Nos coups de coeur
A l’heure où nous sommes assaillis par des modèles féminins et masculins toujours plus déconstruits, toujours plus laids aussi, finalement bien incapables de jouer le rôle qu’on attend précisément de modèles – nous faire rêver, nous élever, Yannick Jaffré propose une réflexion très intéressante sur un autre féminisme, le féminisme de l’est, de la Russie plus précisément.

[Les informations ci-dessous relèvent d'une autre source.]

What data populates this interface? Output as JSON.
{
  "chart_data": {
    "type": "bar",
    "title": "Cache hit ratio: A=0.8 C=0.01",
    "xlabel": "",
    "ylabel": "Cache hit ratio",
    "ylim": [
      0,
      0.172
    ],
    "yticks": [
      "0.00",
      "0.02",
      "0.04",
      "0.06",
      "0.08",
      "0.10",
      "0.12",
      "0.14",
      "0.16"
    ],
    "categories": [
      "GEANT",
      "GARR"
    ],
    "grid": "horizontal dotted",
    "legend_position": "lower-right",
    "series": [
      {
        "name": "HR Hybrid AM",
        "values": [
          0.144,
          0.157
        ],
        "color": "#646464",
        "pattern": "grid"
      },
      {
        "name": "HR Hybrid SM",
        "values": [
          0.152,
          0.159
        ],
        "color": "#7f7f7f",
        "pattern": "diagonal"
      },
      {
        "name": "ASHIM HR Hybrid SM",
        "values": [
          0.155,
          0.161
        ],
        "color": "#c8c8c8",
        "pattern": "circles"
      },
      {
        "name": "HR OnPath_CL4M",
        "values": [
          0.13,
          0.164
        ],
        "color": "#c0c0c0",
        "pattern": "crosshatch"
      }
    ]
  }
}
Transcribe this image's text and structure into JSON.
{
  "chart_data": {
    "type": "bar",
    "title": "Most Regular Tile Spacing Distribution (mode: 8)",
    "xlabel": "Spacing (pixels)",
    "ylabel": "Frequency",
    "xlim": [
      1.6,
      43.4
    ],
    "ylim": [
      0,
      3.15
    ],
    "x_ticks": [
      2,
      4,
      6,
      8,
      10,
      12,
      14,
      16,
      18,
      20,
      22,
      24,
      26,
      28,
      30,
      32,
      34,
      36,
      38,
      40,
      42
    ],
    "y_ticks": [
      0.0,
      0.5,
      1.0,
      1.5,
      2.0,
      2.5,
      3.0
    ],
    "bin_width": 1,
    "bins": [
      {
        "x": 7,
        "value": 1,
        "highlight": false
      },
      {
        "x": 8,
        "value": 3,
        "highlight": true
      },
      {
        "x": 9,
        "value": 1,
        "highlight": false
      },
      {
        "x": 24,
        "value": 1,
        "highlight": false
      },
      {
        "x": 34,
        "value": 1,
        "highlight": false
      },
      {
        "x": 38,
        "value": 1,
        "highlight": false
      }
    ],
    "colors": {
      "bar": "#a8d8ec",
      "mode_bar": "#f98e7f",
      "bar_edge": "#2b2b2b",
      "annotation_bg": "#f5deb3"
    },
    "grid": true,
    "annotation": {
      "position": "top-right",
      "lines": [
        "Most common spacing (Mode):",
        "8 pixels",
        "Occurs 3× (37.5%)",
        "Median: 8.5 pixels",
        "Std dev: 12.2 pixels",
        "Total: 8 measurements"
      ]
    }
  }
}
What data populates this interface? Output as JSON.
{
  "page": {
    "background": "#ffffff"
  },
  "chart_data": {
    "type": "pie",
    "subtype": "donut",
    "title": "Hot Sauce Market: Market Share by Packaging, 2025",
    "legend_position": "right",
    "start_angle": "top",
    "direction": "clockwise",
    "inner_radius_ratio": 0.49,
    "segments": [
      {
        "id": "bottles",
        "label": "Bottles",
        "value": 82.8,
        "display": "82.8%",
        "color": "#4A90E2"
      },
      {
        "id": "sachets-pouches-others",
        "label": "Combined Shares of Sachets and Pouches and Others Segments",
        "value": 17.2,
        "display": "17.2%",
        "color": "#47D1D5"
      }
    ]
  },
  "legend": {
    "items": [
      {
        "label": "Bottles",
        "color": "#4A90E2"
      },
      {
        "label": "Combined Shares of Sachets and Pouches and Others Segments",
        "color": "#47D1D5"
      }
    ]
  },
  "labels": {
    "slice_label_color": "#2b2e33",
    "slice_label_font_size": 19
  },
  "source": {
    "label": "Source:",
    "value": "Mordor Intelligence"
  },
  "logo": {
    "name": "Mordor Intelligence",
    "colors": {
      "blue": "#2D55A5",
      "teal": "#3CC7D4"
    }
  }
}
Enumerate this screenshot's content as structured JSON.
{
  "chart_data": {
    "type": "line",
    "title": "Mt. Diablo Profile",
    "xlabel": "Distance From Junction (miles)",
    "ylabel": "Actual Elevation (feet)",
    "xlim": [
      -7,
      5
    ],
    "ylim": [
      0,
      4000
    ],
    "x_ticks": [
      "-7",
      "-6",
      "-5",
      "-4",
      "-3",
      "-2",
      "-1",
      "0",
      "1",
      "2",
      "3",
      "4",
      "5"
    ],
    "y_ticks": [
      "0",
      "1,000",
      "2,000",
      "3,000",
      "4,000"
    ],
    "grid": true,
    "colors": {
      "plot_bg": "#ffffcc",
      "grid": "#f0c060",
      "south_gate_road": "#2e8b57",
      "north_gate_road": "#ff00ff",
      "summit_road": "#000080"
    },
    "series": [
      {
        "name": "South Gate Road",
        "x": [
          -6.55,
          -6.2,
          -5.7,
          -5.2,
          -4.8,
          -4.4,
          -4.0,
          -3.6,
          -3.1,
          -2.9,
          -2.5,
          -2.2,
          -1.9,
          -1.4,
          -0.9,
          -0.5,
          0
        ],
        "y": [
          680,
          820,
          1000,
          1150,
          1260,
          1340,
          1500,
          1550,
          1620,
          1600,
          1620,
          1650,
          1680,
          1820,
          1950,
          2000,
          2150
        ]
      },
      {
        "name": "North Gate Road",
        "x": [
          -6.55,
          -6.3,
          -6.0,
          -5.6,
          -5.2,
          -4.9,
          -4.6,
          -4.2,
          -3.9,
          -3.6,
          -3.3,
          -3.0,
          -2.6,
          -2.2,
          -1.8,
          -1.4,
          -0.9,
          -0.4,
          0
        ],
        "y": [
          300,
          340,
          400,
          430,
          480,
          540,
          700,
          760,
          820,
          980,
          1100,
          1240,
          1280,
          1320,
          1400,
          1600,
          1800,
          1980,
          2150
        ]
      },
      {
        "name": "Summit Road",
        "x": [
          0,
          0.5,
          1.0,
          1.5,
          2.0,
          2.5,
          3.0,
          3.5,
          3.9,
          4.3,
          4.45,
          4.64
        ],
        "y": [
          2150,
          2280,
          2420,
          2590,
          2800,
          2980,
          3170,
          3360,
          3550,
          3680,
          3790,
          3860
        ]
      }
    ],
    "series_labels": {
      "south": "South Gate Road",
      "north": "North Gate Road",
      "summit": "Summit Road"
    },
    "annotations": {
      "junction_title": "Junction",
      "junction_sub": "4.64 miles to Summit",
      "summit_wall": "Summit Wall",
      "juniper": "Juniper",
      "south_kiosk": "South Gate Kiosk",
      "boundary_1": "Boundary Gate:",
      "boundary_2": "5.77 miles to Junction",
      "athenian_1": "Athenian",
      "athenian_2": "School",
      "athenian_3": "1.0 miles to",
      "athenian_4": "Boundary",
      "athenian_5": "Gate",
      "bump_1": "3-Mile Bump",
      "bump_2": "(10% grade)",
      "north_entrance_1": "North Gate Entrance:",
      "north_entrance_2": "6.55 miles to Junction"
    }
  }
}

La Russie a un rapport très différent du nôtre à la femme. Au-delà du cliché de la « fille de l’est », une fille jolie, séduisante, alimentant les agences de mannequins et facilement soumise à l’homme, il existe une authentique figure de la femme forte en Russie, aussi bien dans le passé traditionnel que dans la mythologie soviétique qui n’a pas craint de mettre en valeur, par exemple à l’époque de la Grande guerre patriotique, des figures de femmes sans peur et sans reproches, conduisant des chars ou pilotant des avions de chasse, et se voyant honorées de la célèbre distinction de « Héros de l’Union soviétique ». Derrière cet état de fait, l’empreinte indélébile de la spiritualité orthodoxe, pour qui un homme reste, de manière sacrée, un homme, et une femme, une femme.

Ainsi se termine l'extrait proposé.